The efficiency of BE3-mediated editing of APOE4 demonstrates that a combination of suppressing BER and guiding MMR to repair the unedited strand enables base editing efficiencies to exceed the 50% maximum yield that would result from DNA replication alone. We observed no evident increase in mutations within 50 bp of either end of the protospacer compared with untreated controls (Supplementary Table 6). We observed 4.6–6.1% indels at the targeted locus following BE3 treatment. In contrast, identical treatment of astrocytes with wild-type Cas9 and donor ssDNA resulted in 0.1–0.3% APOE4 correction and 26–40% indels at the targeted locus, efficiencies consistent with previous reports of single-base correction using Cas9 and HDR5,6 (Fig. 4a and Extended Data Fig. 8a). Astrocytes treated identically but with an sgRNA targeting the VEGFA locus displayed no evidence of APOE4 base editing (Supplementary Table 6 and Extended Data Fig. 8a). These results demonstrate that base editors can mediate highly efficient and precise single amino acid changes in the coding sequence of a protein, even when their processivity results in >1 nucleotide change in genomic DNA.
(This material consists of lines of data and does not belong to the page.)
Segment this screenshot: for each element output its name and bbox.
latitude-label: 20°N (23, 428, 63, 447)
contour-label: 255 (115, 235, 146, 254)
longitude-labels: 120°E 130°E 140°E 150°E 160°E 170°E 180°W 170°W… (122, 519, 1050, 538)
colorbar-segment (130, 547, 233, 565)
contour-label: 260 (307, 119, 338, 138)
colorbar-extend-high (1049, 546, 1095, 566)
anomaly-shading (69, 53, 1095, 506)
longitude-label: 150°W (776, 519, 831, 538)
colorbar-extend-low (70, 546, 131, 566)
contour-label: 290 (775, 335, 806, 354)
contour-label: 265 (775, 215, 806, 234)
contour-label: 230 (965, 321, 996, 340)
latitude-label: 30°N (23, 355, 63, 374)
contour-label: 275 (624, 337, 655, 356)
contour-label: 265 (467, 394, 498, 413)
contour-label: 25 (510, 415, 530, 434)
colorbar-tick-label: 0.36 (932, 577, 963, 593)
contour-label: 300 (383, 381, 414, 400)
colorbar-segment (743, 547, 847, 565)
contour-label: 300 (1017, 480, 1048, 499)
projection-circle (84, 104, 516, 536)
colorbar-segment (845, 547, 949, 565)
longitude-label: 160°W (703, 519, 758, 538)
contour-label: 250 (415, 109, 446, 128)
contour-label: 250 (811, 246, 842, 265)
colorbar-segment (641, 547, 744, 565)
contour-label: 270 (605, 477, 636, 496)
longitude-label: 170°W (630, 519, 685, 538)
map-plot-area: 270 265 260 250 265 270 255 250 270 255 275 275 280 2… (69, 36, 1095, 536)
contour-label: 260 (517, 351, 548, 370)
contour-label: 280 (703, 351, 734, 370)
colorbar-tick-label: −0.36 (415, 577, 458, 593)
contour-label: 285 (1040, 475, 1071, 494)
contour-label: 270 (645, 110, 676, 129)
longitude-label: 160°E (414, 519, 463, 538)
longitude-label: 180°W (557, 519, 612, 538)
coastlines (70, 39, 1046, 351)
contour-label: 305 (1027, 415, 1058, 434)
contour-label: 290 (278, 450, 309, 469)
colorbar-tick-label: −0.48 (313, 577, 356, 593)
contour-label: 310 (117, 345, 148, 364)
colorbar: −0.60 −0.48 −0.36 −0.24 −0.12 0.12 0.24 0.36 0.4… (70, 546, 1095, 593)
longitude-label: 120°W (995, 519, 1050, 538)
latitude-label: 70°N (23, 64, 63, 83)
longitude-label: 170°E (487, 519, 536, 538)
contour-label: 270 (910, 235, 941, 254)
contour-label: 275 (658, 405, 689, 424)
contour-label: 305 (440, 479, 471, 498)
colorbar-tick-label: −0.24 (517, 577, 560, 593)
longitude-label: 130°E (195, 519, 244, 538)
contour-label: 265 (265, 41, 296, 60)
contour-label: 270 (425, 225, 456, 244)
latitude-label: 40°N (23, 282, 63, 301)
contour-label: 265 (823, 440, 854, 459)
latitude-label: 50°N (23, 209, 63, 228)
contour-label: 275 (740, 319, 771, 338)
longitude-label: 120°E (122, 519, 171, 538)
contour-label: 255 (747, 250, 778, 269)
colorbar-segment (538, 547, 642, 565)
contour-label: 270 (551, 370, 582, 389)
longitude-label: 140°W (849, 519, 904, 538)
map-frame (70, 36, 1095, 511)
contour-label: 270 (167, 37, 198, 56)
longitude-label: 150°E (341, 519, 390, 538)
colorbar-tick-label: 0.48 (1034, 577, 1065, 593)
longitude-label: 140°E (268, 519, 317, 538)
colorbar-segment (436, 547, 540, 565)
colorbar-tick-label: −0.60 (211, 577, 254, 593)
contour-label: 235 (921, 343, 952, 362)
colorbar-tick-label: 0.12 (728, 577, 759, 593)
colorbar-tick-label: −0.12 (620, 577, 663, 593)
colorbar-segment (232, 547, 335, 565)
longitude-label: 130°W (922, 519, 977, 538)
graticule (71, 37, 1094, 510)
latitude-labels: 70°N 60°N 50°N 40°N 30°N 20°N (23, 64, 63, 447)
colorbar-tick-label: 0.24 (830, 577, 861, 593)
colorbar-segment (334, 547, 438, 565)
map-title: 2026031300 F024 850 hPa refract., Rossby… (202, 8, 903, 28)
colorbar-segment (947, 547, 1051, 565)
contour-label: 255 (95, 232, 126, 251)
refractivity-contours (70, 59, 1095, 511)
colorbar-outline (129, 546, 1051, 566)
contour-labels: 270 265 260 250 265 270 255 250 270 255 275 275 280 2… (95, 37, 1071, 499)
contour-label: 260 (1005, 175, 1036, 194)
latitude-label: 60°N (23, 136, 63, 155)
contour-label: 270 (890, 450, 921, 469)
The dominant-negative p53 mutation Tyr163Cys is strongly associated with several types of cancer25 and can be corrected by a C→T conversion on the template strand (Extended Data Fig. 2), resulting in the translation of corrected protein even before the edited base is made permanent by DNA replication or DNA repair. We nucleofected a human breast cancer cell line homozygous for the p53 Tyr163Cys mutation (HCC1954 cells) with DNA encoding BE3 and an sgRNA programmed to correct Tyr163Cys. We observed correction of the Tyr163Cys mutation in 3.3–7.6% of nucleofected HCC1954 cells (Fig. 4b, Extended Data Fig. 8b, and Supplementary Table 7), with ≤ 0.7% indel formation. In contrast, treatment of cells with wild-type Cas9 and donor ssDNA resulted in no detectable TP53 correction (<0.1%) with 6.1–8.0% indels at the target locus (Fig. 4b and Extended Data Fig. 8b). These results collectively represent the correction of disease-associated point mutations in mammalian cell lines with an efficiency and lack of other genome modification events that may not be achievable using previously described methods. An additional 300–900 clinically relevant known human genetic diseases that in principle are correctable by the base editors described in this work are shown in Extended Data Fig. 9 and Supplementary Table 8 (see Supplementary Information).

The development of base editing advances both the scope and effectiveness of genome editing. The base editors described here offer researchers a choice of editing with very little (<0.1%) indel formation (BE2), or more efficient editing with ≤1% indel formation (BE3). That the product of base editing is, by definition, no longer a substrate likely contributes to editing efficiency by preventing subsequent product transformation, which can hamper traditional Cas9 applications. By removing the reliance on dsDNA cleavage, donor templates, and stochastic DNA repair processes that vary by cell state and cell type, base editing has the potential to expand the type of genome modifications that can be cleanly installed, the efficiency of these modifications, and the type of cells that are amenable to editing. It is likely that engineered Cas9 variants26,27,28 or delivery methods29 that offer improved DNA specificity or altered PAM specificities30 can provide additional base editors with improved properties. These results also suggest architectures for the fusion of other DNA-modifying enzymes, including methylases and demethylases, that may enable additional types of programmable genome and epigenome base editing.